Execute-Script-Tool

Execute JavaScript code

Server Android tomdwipo/agent
Category Execute
Risk class High
Parameters 00 required

What Execute-Script-Tool does on Android

AI agents invoke Execute-Script-Tool to trigger actions in Android. What it does depends on the arguments the agent supplies, and its effects often reach beyond the immediate call — builds kicked off, notifications sent, workflows started.

Why Execute-Script-Tool needs a policy

Execute-Script-Tool triggers real processes with real consequences. An agent gone sideways doesn't fire it once — it starts dozens of builds, sends mass notifications, or burns through compute before anyone looks up.

Questions about Execute-Script-Tool

What does the Execute-Script-Tool tool do? +

Execute JavaScript code. It is categorised as a Execute tool in the Android MCP Server, which means it can trigger actions or run processes. Use rate limits and argument validation.

How do I enforce a policy on Execute-Script-Tool? +

Register the Android MCP server in PolicyLayer and add a rule for Execute-Script-Tool: allow, deny, rate-limit, or require approval. Point your MCP client at the PolicyLayer proxy URL and the rule is enforced on every call, before it reaches Android. Nothing to install.

What risk level is Execute-Script-Tool? +

Execute-Script-Tool is a Execute tool with high risk. Execute tools should be rate-limited and have argument validation enabled.

Can I rate-limit Execute-Script-Tool? +

Yes. Add a rate_limit block to the Execute-Script-Tool rule in your PolicyLayer policy. For example, setting max: 10 and window: 60 limits the tool to 10 calls per minute. Rate limits are tracked per agent session and reset automatically.

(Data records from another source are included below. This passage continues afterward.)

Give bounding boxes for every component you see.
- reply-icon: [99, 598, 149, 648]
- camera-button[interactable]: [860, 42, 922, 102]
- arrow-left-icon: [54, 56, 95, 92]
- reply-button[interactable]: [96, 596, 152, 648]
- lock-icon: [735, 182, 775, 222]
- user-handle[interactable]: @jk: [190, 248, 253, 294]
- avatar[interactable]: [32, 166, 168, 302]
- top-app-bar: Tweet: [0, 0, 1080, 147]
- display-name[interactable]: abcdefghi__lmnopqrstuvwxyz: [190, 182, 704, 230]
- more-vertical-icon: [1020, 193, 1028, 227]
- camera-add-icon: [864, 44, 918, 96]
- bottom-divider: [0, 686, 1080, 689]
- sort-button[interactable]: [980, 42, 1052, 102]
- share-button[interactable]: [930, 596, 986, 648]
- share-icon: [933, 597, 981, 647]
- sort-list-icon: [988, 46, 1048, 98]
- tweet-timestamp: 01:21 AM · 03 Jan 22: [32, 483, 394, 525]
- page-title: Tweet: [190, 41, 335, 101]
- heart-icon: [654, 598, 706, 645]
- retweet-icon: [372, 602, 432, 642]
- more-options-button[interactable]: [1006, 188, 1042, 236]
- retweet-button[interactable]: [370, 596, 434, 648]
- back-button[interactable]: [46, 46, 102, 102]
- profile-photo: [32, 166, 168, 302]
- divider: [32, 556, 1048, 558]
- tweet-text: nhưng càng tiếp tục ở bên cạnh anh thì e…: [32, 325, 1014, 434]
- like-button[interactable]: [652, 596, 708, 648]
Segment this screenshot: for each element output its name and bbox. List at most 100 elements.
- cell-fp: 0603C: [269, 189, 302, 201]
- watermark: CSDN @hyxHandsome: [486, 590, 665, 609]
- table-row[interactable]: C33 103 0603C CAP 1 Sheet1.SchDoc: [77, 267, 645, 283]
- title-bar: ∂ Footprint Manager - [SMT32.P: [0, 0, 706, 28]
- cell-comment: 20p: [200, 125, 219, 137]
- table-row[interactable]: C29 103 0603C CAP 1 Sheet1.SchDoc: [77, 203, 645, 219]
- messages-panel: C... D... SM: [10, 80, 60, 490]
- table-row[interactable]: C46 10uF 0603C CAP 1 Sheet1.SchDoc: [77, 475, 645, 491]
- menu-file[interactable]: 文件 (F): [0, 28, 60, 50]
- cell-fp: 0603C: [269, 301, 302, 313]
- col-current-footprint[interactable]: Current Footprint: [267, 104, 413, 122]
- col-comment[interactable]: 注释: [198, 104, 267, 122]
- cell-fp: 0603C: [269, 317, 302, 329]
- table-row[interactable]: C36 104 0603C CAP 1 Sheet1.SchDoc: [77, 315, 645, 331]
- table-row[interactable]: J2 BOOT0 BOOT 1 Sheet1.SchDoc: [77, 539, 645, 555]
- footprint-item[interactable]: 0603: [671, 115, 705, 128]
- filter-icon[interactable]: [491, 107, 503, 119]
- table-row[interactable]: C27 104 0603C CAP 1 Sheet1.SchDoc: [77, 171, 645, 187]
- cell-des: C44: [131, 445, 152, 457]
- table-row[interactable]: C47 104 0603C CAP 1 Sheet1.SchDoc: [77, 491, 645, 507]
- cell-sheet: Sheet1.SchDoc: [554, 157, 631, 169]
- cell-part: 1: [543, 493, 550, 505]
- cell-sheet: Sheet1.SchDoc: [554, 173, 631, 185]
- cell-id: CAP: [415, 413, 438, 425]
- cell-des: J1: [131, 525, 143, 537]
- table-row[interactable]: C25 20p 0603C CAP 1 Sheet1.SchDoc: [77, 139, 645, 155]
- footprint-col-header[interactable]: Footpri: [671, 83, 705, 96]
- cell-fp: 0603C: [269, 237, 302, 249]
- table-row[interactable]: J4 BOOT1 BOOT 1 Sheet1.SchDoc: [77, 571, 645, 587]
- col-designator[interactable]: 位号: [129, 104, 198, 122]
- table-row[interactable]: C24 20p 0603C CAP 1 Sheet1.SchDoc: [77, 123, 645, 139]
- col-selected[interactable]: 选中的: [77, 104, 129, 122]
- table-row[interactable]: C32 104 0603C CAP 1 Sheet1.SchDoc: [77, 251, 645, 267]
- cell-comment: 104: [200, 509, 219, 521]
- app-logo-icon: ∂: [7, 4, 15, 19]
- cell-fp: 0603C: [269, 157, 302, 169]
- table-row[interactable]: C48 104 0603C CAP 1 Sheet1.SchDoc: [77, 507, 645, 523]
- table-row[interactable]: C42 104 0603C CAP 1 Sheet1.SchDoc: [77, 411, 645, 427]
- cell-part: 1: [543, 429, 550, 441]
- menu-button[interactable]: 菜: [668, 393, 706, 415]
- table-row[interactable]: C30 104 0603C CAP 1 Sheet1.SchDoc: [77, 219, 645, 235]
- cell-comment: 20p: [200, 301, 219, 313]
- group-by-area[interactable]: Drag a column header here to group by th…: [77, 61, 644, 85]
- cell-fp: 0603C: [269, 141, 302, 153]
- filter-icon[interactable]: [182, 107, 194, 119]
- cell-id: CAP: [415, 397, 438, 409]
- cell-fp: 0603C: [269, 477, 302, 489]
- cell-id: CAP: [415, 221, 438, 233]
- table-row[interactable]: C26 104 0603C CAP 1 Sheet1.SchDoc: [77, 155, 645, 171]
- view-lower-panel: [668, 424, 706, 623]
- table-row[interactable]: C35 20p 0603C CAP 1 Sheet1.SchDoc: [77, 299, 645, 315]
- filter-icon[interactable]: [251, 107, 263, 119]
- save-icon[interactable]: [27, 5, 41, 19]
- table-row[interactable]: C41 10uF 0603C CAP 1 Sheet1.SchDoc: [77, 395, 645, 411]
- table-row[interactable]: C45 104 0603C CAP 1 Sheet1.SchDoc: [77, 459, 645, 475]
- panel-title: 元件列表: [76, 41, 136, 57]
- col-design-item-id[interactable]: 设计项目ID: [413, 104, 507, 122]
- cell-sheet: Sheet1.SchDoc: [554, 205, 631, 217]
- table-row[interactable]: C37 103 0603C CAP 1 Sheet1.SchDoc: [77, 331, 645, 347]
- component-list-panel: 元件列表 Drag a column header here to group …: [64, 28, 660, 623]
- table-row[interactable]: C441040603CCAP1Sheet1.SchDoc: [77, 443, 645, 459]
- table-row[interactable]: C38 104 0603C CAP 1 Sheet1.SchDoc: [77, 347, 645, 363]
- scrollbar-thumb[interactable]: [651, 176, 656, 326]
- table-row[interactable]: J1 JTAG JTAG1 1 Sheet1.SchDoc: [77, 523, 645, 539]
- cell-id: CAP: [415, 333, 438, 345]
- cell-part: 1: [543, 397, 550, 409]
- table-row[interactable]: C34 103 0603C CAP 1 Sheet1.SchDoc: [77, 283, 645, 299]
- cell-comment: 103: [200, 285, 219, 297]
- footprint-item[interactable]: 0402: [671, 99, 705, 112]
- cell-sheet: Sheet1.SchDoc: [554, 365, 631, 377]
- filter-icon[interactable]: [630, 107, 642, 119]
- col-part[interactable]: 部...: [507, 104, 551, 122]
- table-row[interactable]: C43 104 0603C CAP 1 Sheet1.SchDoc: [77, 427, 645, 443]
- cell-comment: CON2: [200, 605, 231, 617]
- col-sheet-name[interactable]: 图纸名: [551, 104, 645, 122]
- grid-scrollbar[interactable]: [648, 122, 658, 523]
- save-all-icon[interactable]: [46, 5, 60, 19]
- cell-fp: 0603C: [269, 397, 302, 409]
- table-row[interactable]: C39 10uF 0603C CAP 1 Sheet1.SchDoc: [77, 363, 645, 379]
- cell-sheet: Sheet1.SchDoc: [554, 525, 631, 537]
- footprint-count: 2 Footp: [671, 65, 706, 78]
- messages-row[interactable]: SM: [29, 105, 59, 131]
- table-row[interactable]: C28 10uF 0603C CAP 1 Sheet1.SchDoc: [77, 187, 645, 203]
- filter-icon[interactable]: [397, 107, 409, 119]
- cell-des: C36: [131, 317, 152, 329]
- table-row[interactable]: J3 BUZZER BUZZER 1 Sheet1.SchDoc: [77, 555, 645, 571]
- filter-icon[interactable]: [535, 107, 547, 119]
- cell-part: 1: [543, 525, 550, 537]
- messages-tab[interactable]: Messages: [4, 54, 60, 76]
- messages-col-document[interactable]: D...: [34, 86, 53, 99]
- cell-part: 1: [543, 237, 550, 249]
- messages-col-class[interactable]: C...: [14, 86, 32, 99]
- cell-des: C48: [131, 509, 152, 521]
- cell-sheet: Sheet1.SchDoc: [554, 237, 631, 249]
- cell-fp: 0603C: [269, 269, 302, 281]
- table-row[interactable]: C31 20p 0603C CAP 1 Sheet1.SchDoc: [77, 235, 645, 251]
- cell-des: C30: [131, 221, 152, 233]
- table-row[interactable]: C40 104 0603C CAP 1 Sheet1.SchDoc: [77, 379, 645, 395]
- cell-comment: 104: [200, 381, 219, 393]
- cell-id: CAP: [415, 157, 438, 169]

How do I block Execute-Script-Tool completely? +

Set action: deny in the PolicyLayer policy for Execute-Script-Tool. The AI agent will receive a policy violation error and cannot call the tool. You can also include a reason field to explain why the tool is blocked.

What MCP server provides Execute-Script-Tool? +

Execute-Script-Tool is provided by the Android MCP server (tomdwipo/agent). PolicyLayer sits as a proxy in front of this server to enforce policies before tool calls reach the server.